Саламандра - Никитина Елена Викторовна. Страница 27
— Саламандра, давай вести себя как нормальные взрослые люди, — неожиданно спокойным голосом предложил Полоз. Вот, что я говорила!
— Что ты имеешь в виду? — сразу насторожилась я. — И потом, не забывай, мы не люди. Особенно я.
— Да? — Полоз наклонился к камину так близко, что мне показалось, еще чуть-чуть, и он прыгнет ко мне в огонь. Я-то тут, в пламени, себя очень комфортно чувствую, а вот ему, боюсь, не поздоровится. Но моим злорадным мыслям не суждено было осуществиться, муженек неплохо соблюдал дистанцию. — Ты думаешь, что я поверю в сказочку, что ты привязала ведро над дверью, будучи вертлявой козявкой? Не смеши меня.
— Сам ты вертлявая козявка, — в который уже раз за день разобиделась я.

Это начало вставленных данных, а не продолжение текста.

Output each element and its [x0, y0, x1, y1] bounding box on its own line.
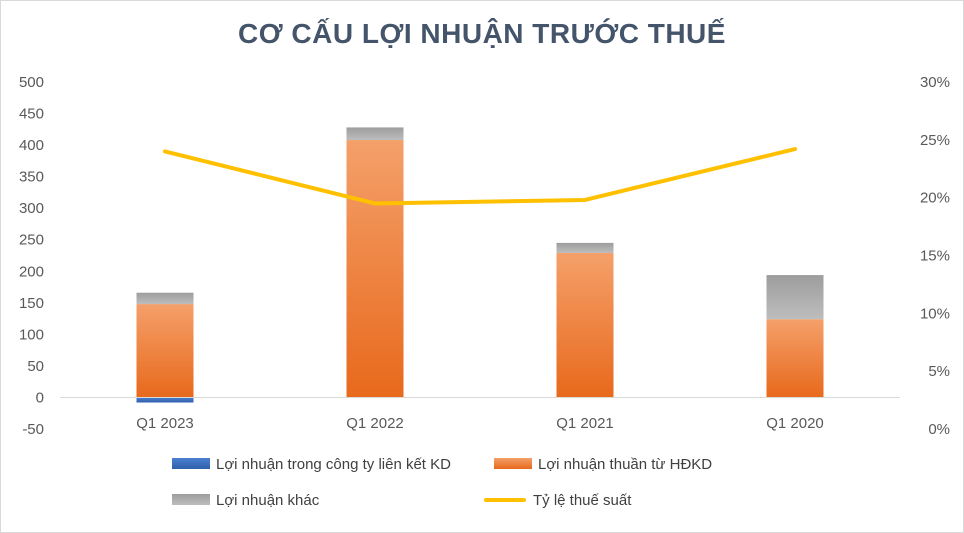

— Ты его небось даже в человеческом облике еле подняла, — невозмутимо продолжил мой благоверный. — И я даже догадываюсь, что долго ящерицей ты быть не можешь, как и я — полозом.
— И что из того? — Нехорошее чувство зашевелилось в груди, но я решила сначала дослушать.
— Ничего, — многозначительно улыбнулся он. — Есть кое-какие догадки.
— Это какие же?
— А то, что теперь ты будешь всегда находиться рядом со мной. Везде.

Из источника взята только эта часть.